POLITICS

SA incapable of driving economic reconstruction – NEHAWU

Union says only option is massive stimulus to the tune of R1trn per annum financed through domestic resources

NEHAWU response to the 2020/21 Medium-Term Budget Policy Statement

28 October 2020

The National Education, Health and Allied Workers’ Union [NEHAWU] notes the tabling of the 2020/21 Medium-Term Budget Policy Statement by the Minister of Finance, Mr Tito Mboweni. The delivery of the budget comes on the heels of the delivery of the economic reconstruction and recovery plan by President Cyril Ramaphosa on the 15th October 2020.

NEHAWU feels vindicated today that South Africa under the stewardship of Minister Mboweni and his coterie of untransformed, intransigent, orthodox, neoliberal economists and bureaucrats in Treasury are incapable of driving a progressive economic reconstruction and recovery plan that can help South Africa to survive the economic, health and social devastation that has been brought about by the COVID-19 pandemic.

This underscores our belief that anything short of massive stimulus to the tune of R1 trillion per annum financed through domestic resources sourced mainly from the Central Bank and Development Finance Institutions and Pension funds will militate against government central policy goals of positioning the economy for faster, broad-based economic growth, through a state-led infrastructure recovery, whose aim is to deliver the National Health Insurance [NHI], comprehensive social security and broad based industrialization.  

The intended cuts of R60 billion in 2021/22, R90 billion in 2022/23 and R150 billion in 2023/24 mostly from the public sector wage bill is continuation of the onslaught by government and Treasury on our members and workers.
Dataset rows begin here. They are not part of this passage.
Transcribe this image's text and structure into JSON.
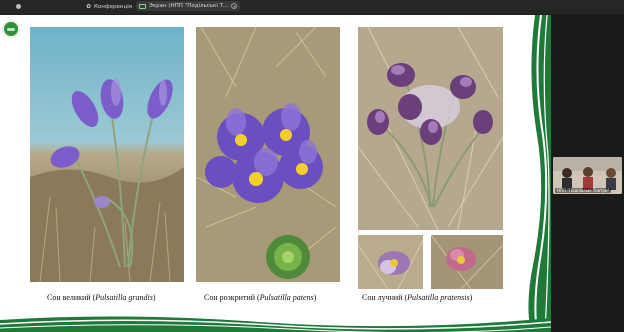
{
  "tabs": [
    {
      "label": ""
    },
    {
      "label": "Конференція"
    },
    {
      "label": "Экран (НПП \"Подільські Т..."
    }
  ],
  "slide": {
    "captions": [
      {
        "prefix": "Сон великий (",
        "latin": "Pulsatilla grandis",
        "suffix": ")"
      },
      {
        "prefix": "Сон розкритий (",
        "latin": "Pulsatilla patens",
        "suffix": ")"
      },
      {
        "prefix": "Сон лучний (",
        "latin": "Pulsatilla pratensis",
        "suffix": ")"
      }
    ]
  },
  "video": {
    "label": "НПП \"Подільські Товтри\""
  },
  "colors": {
    "accent_green": "#1f7a3a",
    "flower_purple": "#7b5ec9"
  }
}
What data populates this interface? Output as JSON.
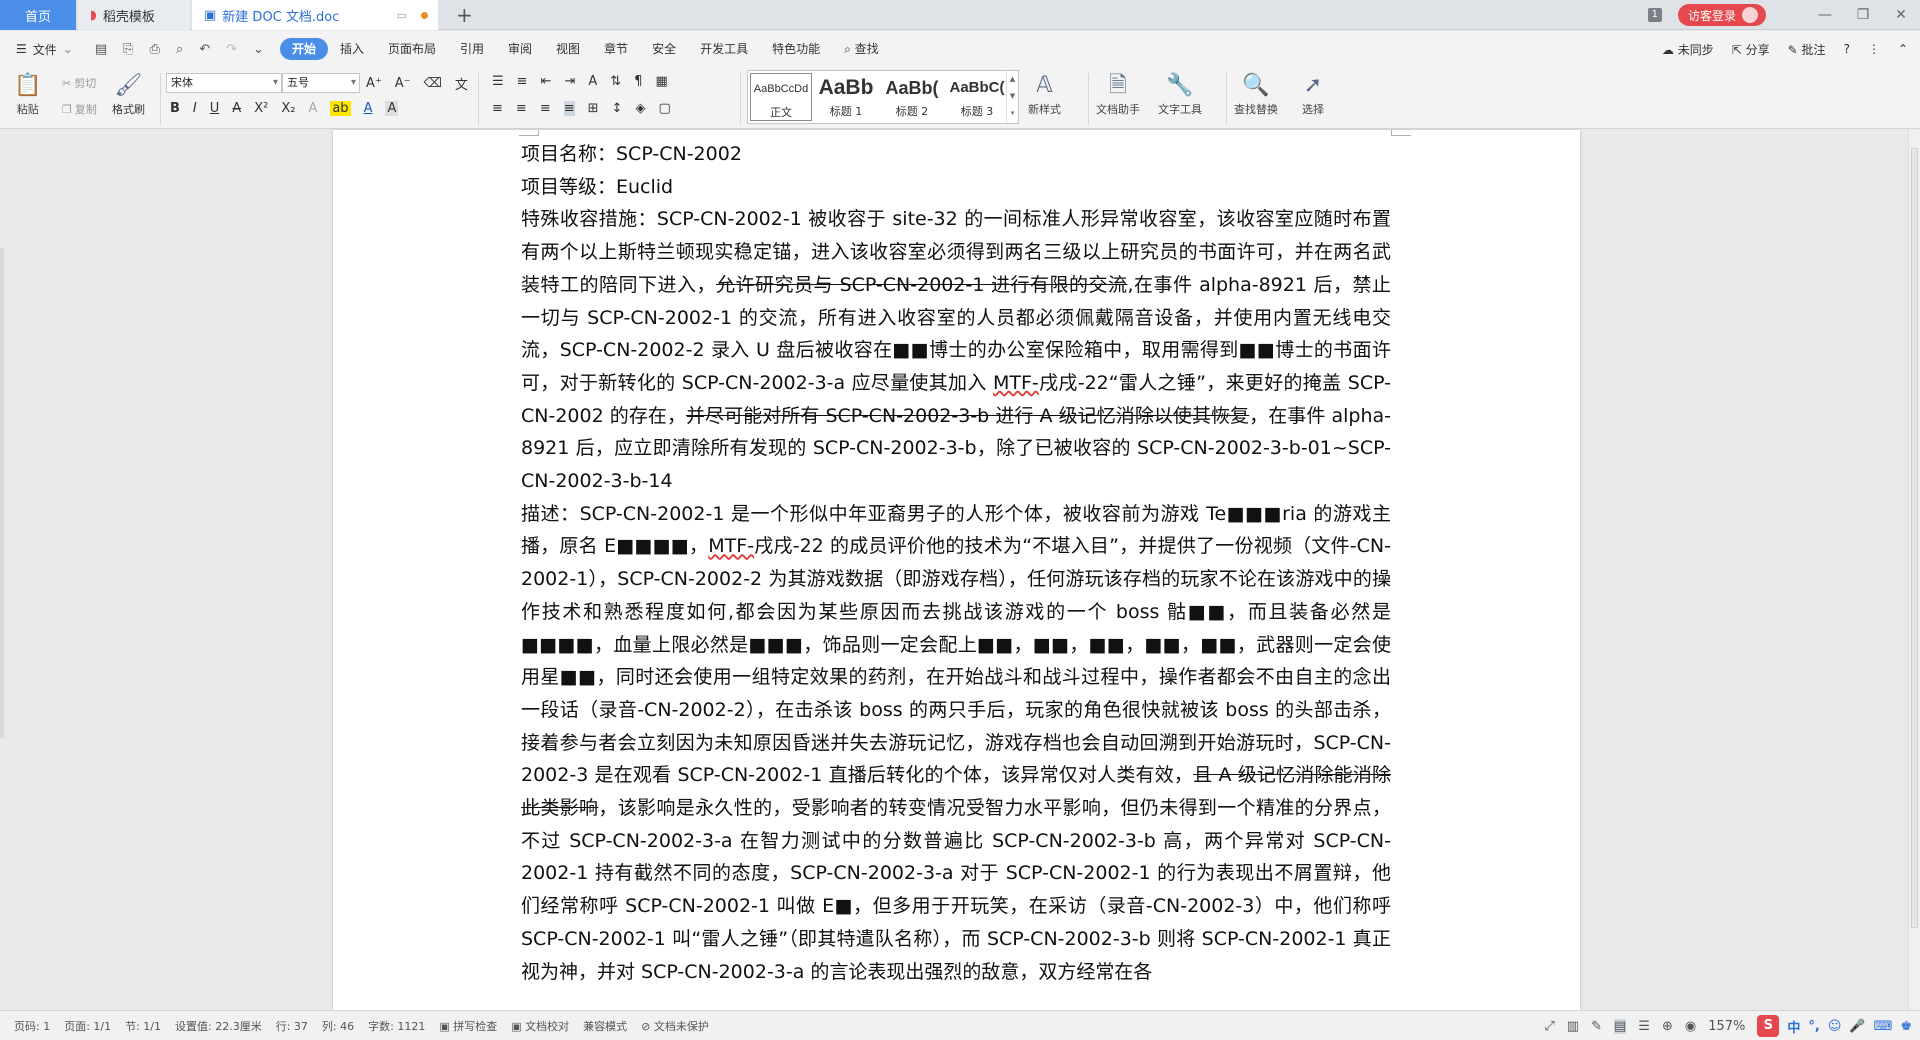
{
  "tabs": {
    "home": "首页",
    "daoke": "稻壳模板",
    "doc": "新建 DOC 文档.doc",
    "new_tab_icon": "+"
  },
  "titlebar": {
    "badge": "1",
    "login": "访客登录",
    "minimize": "—",
    "restore": "❐",
    "close": "✕"
  },
  "menu": {
    "file": "文件",
    "tabs": [
      "开始",
      "插入",
      "页面布局",
      "引用",
      "审阅",
      "视图",
      "章节",
      "安全",
      "开发工具",
      "特色功能"
    ],
    "search": "查找",
    "sync": "未同步",
    "share": "分享",
    "comment": "批注",
    "help": "?"
  },
  "ribbon": {
    "paste": "粘贴",
    "cut": "剪切",
    "copy": "复制",
    "format_painter": "格式刷",
    "font_name": "宋体",
    "font_size": "五号",
    "styles": [
      {
        "preview": "AaBbCcDd",
        "label": "正文"
      },
      {
        "preview": "AaBb",
        "label": "标题 1"
      },
      {
        "preview": "AaBb(",
        "label": "标题 2"
      },
      {
        "preview": "AaBbC(",
        "label": "标题 3"
      }
    ],
    "new_style": "新样式",
    "doc_helper": "文档助手",
    "text_tools": "文字工具",
    "find_replace": "查找替换",
    "select": "选择"
  },
  "document": {
    "paragraphs": [
      [
        {
          "t": "项目名称：SCP-CN-2002"
        }
      ],
      [
        {
          "t": "项目等级：Euclid"
        }
      ],
      [
        {
          "t": "特殊收容措施：SCP-CN-2002-1 被收容于 site-32 的一间标准人形异常收容室，该收容室应随时布置有两个以上斯特兰顿现实稳定锚，进入该收容室必须得到两名三级以上研究员的书面许可，并在两名武装特工的陪同下进入，"
        },
        {
          "t": "允许研究员与 SCP-CN-2002-1 进行有限的交流",
          "s": "strike"
        },
        {
          "t": ",在事件 alpha-8921 后，禁止一切与 SCP-CN-2002-1 的交流，所有进入收容室的人员都必须佩戴隔音设备，并使用内置无线电交流，SCP-CN-2002-2 录入 U 盘后被收容在■■博士的办公室保险箱中，取用需得到■■博士的书面许可，对于新转化的 SCP-CN-2002-3-a 应尽量使其加入 "
        },
        {
          "t": "MTF-",
          "s": "wavy"
        },
        {
          "t": "戌戌-22“雷人之锤”，来更好的掩盖 SCP-CN-2002 的存在，"
        },
        {
          "t": "并尽可能对所有 SCP-CN-2002-3-b 进行 A 级记忆消除以使其恢复",
          "s": "strike"
        },
        {
          "t": "，在事件 alpha-8921 后，应立即清除所有发现的 SCP-CN-2002-3-b，除了已被收容的 SCP-CN-2002-3-b-01~SCP-CN-2002-3-b-14"
        }
      ],
      [
        {
          "t": "描述：SCP-CN-2002-1 是一个形似中年亚裔男子的人形个体，被收容前为游戏 Te■■■ria 的游戏主播，原名 E■■■■，"
        },
        {
          "t": "MTF-",
          "s": "wavy"
        },
        {
          "t": "戌戌-22 的成员评价他的技术为“不堪入目”，并提供了一份视频（文件-CN-2002-1），SCP-CN-2002-2 为其游戏数据（即游戏存档），任何游玩该存档的玩家不论在该游戏中的操作技术和熟悉程度如何,都会因为某些原因而去挑战该游戏的一个 boss 骷■■，而且装备必然是■■■■，血量上限必然是■■■，饰品则一定会配上■■，■■，■■，■■，■■，武器则一定会使用星■■，同时还会使用一组特定效果的药剂，在开始战斗和战斗过程中，操作者都会不由自主的念出一段话（录音-CN-2002-2），在击杀该 boss 的两只手后，玩家的角色很快就被该 boss 的头部击杀，接着参与者会立刻因为未知原因昏迷并失去游玩记忆，游戏存档也会自动回溯到开始游玩时，SCP-CN-2002-3 是在观看 SCP-CN-2002-1 直播后转化的个体，该异常仅对人类有效，"
        },
        {
          "t": "且 A 级记忆消除能消除此类影响",
          "s": "strike"
        },
        {
          "t": "，该影响是永久性的，受影响者的转变情况受智力水平影响，但仍未得到一个精准的分界点，不过 SCP-CN-2002-3-a 在智力测试中的分数普遍比 SCP-CN-2002-3-b 高，两个异常对 SCP-CN-2002-1 持有截然不同的态度，SCP-CN-2002-3-a 对于 SCP-CN-2002-1 的行为表现出不屑置辩，他们经常称呼 SCP-CN-2002-1 叫做 E■，但多用于开玩笑，在采访（录音-CN-2002-3）中，他们称呼 SCP-CN-2002-1 叫“雷人之锤”（即其特遣队名称），而 SCP-CN-2002-3-b 则将 SCP-CN-2002-1 真正视为神，并对 SCP-CN-2002-3-a 的言论表现出强烈的敌意，双方经常在各"
        }
      ]
    ]
  },
  "status": {
    "page": "页码: 1",
    "pages": "页面: 1/1",
    "section": "节: 1/1",
    "setting": "设置值: 22.3厘米",
    "row": "行: 37",
    "col": "列: 46",
    "words": "字数: 1121",
    "spell": "拼写检查",
    "proof": "文档校对",
    "compat": "兼容模式",
    "protect": "文档未保护",
    "zoom": "157%",
    "ime_lang": "中"
  },
  "colors": {
    "accent": "#4a8ee8",
    "login_red": "#e5484d",
    "page_bg": "#ffffff",
    "chrome_bg": "#f3f3f3"
  }
}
We remain steadfast and we will do everything possible to force government to honour the last leg of the 2018 wage agreement including the permanent employment of Community Healthcare Workers, the payment of a risk allowance or motivational incentives for frontline workers and the filling of all funded vacant posts. We are perturbed and disappointed by the fact that after the President pronounced the absorption of healthcare workers as a response to the burden on our healthcare system, however, up to so far there is still no clear allocation from the budget to finance that absorption.  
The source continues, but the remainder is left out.